If you want to live as long as possible, go out every day. Even if you have a fitness center indoors, good company and a full refrigerator, go outside. That advise comes from the Israeli geriatrician Jeremy Jacobs of Hadassah Hebrew-University Medical Center. Exactly how frequent leaving the house reduces the chance of death is still a mystery...

Jeremy Jacobs and his colleagues used data collected in the Jerusalem Longitudinal Study. They followed several hundred men and women, born around 1920, from 1990 to 2015.

In all age groups, the chance of survival was greater when participants left their home every day. Below the data from the particapants of 70-78 years and those of the group of 90-95 years.

Do you want to live longer? Leave your house every day

Do you want to live longer? Leave your house every day

The figures for the other age groups are not much different.

People over seventy who leave their houses frequently may be healthier than those over 70 who always stay at home. But when the researchers brushed away the effect of health with statistical tricks, leaving the house daily still reduced the risk of dying. Those over seventy who leave their houses frequently may have more exercise than those over 70 who always stay at home. But even when the researchers corrected for physical activity, the link between mortality and leaving the home was still intact.

Do you want to live longer? Leave your house every day

Do you want to live longer? Leave your house every day

Another possibility is that the participants who left the home daily have more social contacts, and so the researchers also corrected for loneliness. But even after that the association between leaving the house and mortality still existed.

No explanation
"Our findings reinforce the consistency of the relationship between leaving the house and mortality, not only irrespective of advancing age per se, but also independent of the rising burden of social vulnerability, functional decline, and medical comorbidity that was observed between ages 70 and 90", wrote the researchers.

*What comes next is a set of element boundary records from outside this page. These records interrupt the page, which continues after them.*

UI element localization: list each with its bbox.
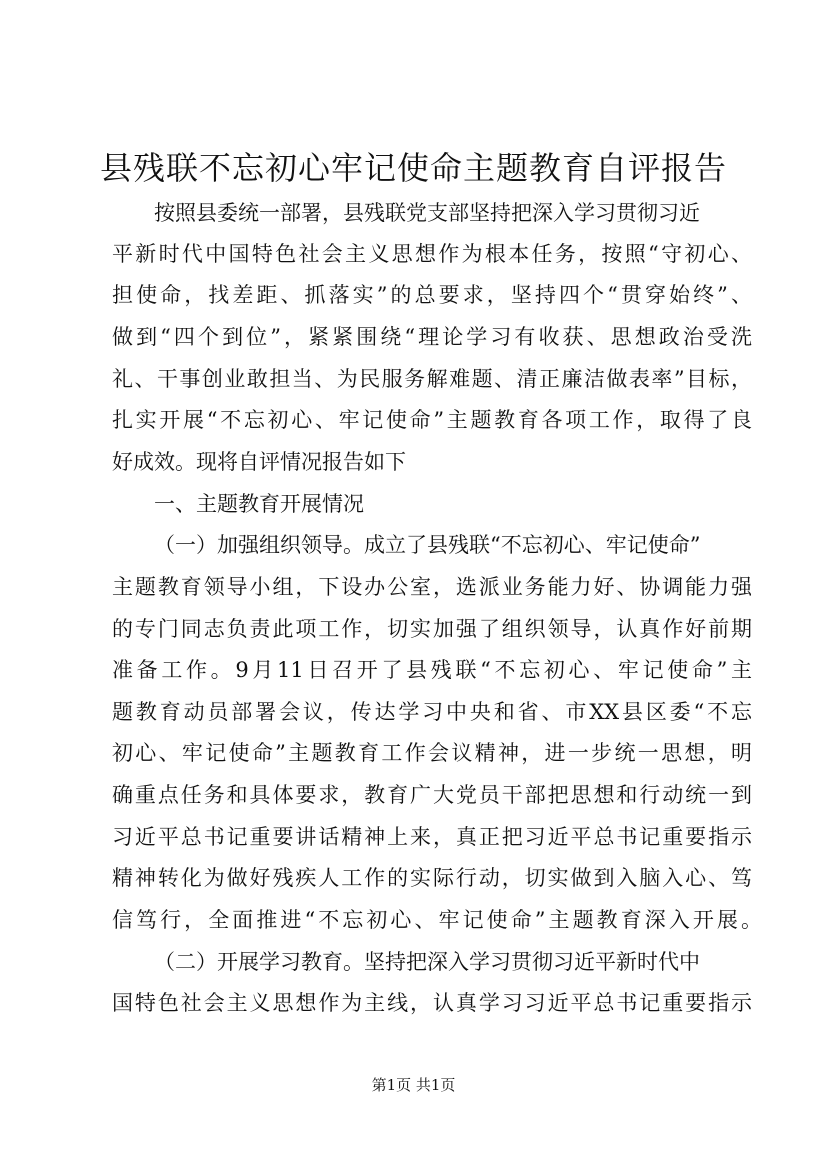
paragraph-line: 的专门同志负责此项工作，切实加强了组织领导，认真作好前期 <box>112 617 752 641</box>
paragraph-line: 精神转化为做好残疾人工作的实际行动，切实做到入脑入心、笃 <box>112 866 752 890</box>
paragraph-line: （二）开展学习教育。坚持把深入学习贯彻习近平新时代中 <box>154 950 700 974</box>
paragraph-line: 扎实开展“不忘初心、牢记使命”主题教育各项工作，取得了良 <box>112 408 752 432</box>
paragraph-line: 国特色社会主义思想作为主线，认真学习习近平总书记重要指示 <box>112 991 752 1015</box>
paragraph-line: 礼、干事创业敢担当、为民服务解难题、清正廉洁做表率”目标， <box>112 367 752 391</box>
paragraph-line: 准备工作。9月11日召开了县残联“不忘初心、牢记使命”主 <box>112 658 752 682</box>
paragraph-line: 题教育动员部署会议，传达学习中央和省、市XX县区委“不忘 <box>112 700 752 724</box>
paragraph-line: 信笃行，全面推进“不忘初心、牢记使命”主题教育深入开展。 <box>112 908 762 932</box>
page-footer: 第1页 共1页 <box>371 1076 456 1094</box>
paragraph-line: 初心、牢记使命”主题教育工作会议精神，进一步统一思想，明 <box>112 741 752 765</box>
paragraph-line: 做到“四个到位”，紧紧围绕“理论学习有收获、思想政治受洗 <box>112 325 752 349</box>
paragraph-line: （一）加强组织领导。成立了县残联“不忘初心、牢记使命” <box>154 533 701 557</box>
paragraph-line: 习近平总书记重要讲话精神上来，真正把习近平总书记重要指示 <box>112 825 752 849</box>
paragraph-line: 好成效。现将自评情况报告如下 <box>112 450 406 474</box>
paragraph-line: 确重点任务和具体要求，教育广大党员干部把思想和行动统一到 <box>112 783 752 807</box>
paragraph-line: 担使命，找差距、抓落实”的总要求，坚持四个“贯穿始终”、 <box>112 283 752 307</box>
paragraph-line: 按照县委统一部署，县残联党支部坚持把深入学习贯彻习近 <box>154 201 700 225</box>
paragraph-line: 平新时代中国特色社会主义思想作为根本任务，按照“守初心、 <box>112 242 752 266</box>
section-heading: 一、主题教育开展情况 <box>154 492 364 516</box>
document-title: 县残联不忘初心牢记使命主题教育自评报告 <box>99 149 727 187</box>
paragraph-line: 主题教育领导小组，下设办公室，选派业务能力好、协调能力强 <box>112 575 752 599</box>
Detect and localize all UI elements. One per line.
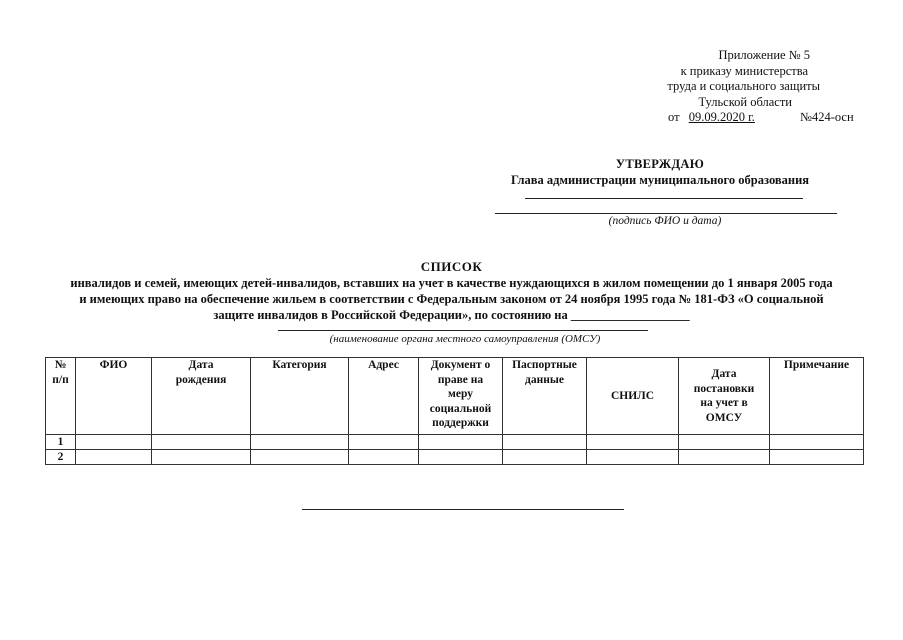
header-note [770,358,864,435]
appendix-date-line [600,110,860,126]
header-snils-label: СНИЛС [610,389,655,402]
header-support-document [419,358,503,435]
omsu-caption: (наименование органа местного самоуправления (ОМСУ) [329,333,601,345]
header-category [251,358,349,435]
appendix-date: 09.09.2020 г. [688,110,755,124]
header-fio-label: ФИО [99,359,128,371]
header-num-line-1: № [54,359,67,371]
approval-title: УТВЕРЖДАЮ [615,157,705,171]
row-cell-support-document[interactable] [419,450,503,465]
row-cell-address[interactable] [349,435,419,450]
header-doc-line-5: поддержки [432,417,489,429]
table-row [46,435,864,450]
row-cell-address[interactable] [349,450,419,465]
header-fio [76,358,152,435]
row-cell-note[interactable] [770,435,864,450]
row-number: 1 [46,435,76,450]
appendix-number: №424-осн [800,110,854,124]
header-reg-line-4: ОМСУ [705,411,743,424]
header-doc-line-1: Документ о [430,359,491,371]
header-reg-line-3: на учет в [700,397,748,409]
header-category-label: Категория [272,359,327,371]
header-registration-date [679,358,770,435]
header-num-line-2: п/п [52,373,69,386]
header-birth-date [152,358,251,435]
header-note-label: Примечание [783,359,850,371]
table-header-row [46,358,864,435]
document-line-3: защите инвалидов в Российской Федерации», по состоянию на ___________________ [213,308,690,322]
row-cell-category[interactable] [251,435,349,450]
approval-line-1 [525,198,803,199]
row-cell-support-document[interactable] [419,435,503,450]
signature-caption: (подпись ФИО и дата) [608,215,722,227]
omsu-line [278,330,648,331]
bottom-signature-line [302,509,624,510]
header-doc-line-2: праве на [437,373,484,386]
header-birth-line-1: Дата [188,359,214,371]
header-address-label: Адрес [368,359,399,371]
header-address [349,358,419,435]
header-snils [587,358,679,435]
appendix-date-prefix: от [668,110,680,124]
row-cell-birth-date[interactable] [152,435,251,450]
header-passport-line-1: Паспортные [512,359,577,371]
persons-table [45,357,864,465]
approval-subtitle: Глава администрации муниципального образования [510,173,810,187]
row-cell-birth-date[interactable] [152,450,251,465]
row-cell-fio[interactable] [76,435,152,450]
row-cell-snils[interactable] [587,435,679,450]
appendix-line-1: Приложение № 5 [718,48,810,62]
row-cell-note[interactable] [770,450,864,465]
header-reg-line-1: Дата [711,368,737,380]
approval-line-2 [495,213,837,214]
header-reg-line-2: постановки [693,382,755,395]
table-row [46,450,864,465]
row-cell-snils[interactable] [587,450,679,465]
header-passport [503,358,587,435]
row-number: 2 [46,450,76,465]
document-title: СПИСОК [420,259,483,274]
header-doc-line-4: социальной [429,402,492,415]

"The current study adjusted for physical activity level, suggesting that the longer survival associated with frequently going out is independent of the benefits of physical activity."

"This observational study of a representative communitydwelling cohort found a significant association between frequency of leaving the house throughout follow-up from age 70 to 90 and mortality, adjusting for social, functional, and medical status", the researchers wrote.

"It is tempting to assume that the health of older people may be improved by increasing accessibility, creating environments that make it easier for them to leave the house, and improving social support aimed at encouraging activities outside of the house."

"Faced with the growing prevalence of homebound older people, interventions aimed at making it easier for older people to leave their house, encouraging an active nonsedentary lifestyle, and promoting continued engagement in activities outside of the home are required."

"Prospective studies are required to determine whether the negative outcomes and health burden associated with becoming increasingly homebound can be ameliorated, delayed, or even reversed."

J Am Geriatr Soc. 2017 Nov 22. doi: 10.1111/jgs.15148. [Epub ahead of print].